Иннокентий представил себе Сад в Афинах, семидесятилетнего смуглого Эпикура в тунике, поучающего с мраморных ступеней — а себя перед ним в современном костюме, как-нибудь по-американски развязно сидящим на тумбе.
«Вера в бессмертие родилась из жажды ненасытных людей, безрассудно пользующихся временем, которое природа отпустила нам. Но мудрый найдёт это время достаточным, чтобы обойти весь круг достижимых наслаждений, а когда наступит пора смерти — насыщенному отойти от стола жизни, освобождая место другим гостям. Для мудрого достаточно одной человеческой жизни, а глупый не будет знать, что ему делать и с вечностью.»
Блестяще сказано! Но вот беда: если не природа оттаскивает тебя в семьдесят лет от стола, а МГБ, и — тридцатилетнего?..
«Не должно бояться телесных страданий. Кто знает предел страдания, тот предохранён от страха. Продолжительное страдание — всегда незначительно, сильное — непродолжительно. Мудрый не утратит душевного покоя даже во время пытки. Память вернёт ему его прежние чувственные и духовные удовольствия и, вопреки сегодняшнему телесному страданию, восстановит равновесие души.»
Иннокентий стал угрюмо ходить по кабинету.

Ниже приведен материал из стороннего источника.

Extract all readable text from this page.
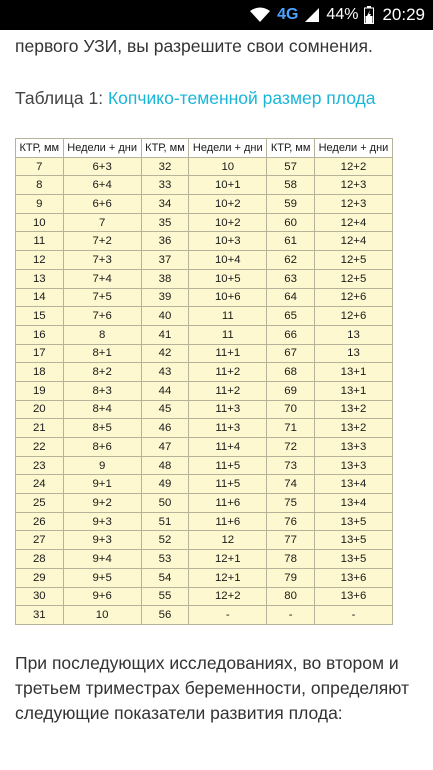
4G 44% 20:29

первого УЗИ, вы разрешите свои сомнения.

Таблица 1: Копчико-теменной размер плода

КТР, мм	Недели + дни	КТР, мм	Недели + дни	КТР, мм	Недели + дни
7	6+3	32	10	57	12+2
8	6+4	33	10+1	58	12+3
9	6+6	34	10+2	59	12+3
10	7	35	10+2	60	12+4
11	7+2	36	10+3	61	12+4
12	7+3	37	10+4	62	12+5
13	7+4	38	10+5	63	12+5
14	7+5	39	10+6	64	12+6
15	7+6	40	11	65	12+6
16	8	41	11	66	13
17	8+1	42	11+1	67	13
18	8+2	43	11+2	68	13+1
19	8+3	44	11+2	69	13+1
20	8+4	45	11+3	70	13+2
21	8+5	46	11+3	71	13+2
22	8+6	47	11+4	72	13+3
23	9	48	11+5	73	13+3
24	9+1	49	11+5	74	13+4
25	9+2	50	11+6	75	13+4
26	9+3	51	11+6	76	13+5
27	9+3	52	12	77	13+5
28	9+4	53	12+1	78	13+5
29	9+5	54	12+1	79	13+6
30	9+6	55	12+2	80	13+6
31	10	56	-	-	-

При последующих исследованиях, во втором и третьем триместрах беременности, определяют следующие показатели развития плода:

Да, вот чего он боялся — не смерти совсем. Но что, если арестуют, будут мучить тело.
Эпикур же говорит, что можно победить пытку? О, если бы такая твёрдость!
Но не находил он её в себе.
А умереть? Не жалко бы и умереть, если бы люди узнали, что был такой гражданин мира и спасал их от атомной войны.
Атомная бомба у коммунистов — и планета погибла.
В подземельи застрелят как собаку, а «дело» запрут за тысячью замков.
Иннокентий запрокинул голову, как птица запрокидывает, чтобы вода через напряжённое горло прошла в грудь.
Да нет, если б о нём объявили — ему не легче было бы, а жутче: мы уже в той темноте, что не отличаем изменников от друзей. Кто князь Курбский? — изменник. Кто Грозный? — родной отец.
Только тот Курбский ушёл от своего Грозного, а Иннокентий не успел.
Если бы объявили — соотечественники с наслаждением побили бы его камнями! Кто бы понял его? — хорошо, если тысяча человек на двести миллионов. Кто там помнит, что отвергли разумный план Баруха: отказаться от атомной бомбы — и американские будут отданы под интернациональный замок? Главное: как посмел он решать за отечество, если это право — только верхнего кресла, и больше ничьё?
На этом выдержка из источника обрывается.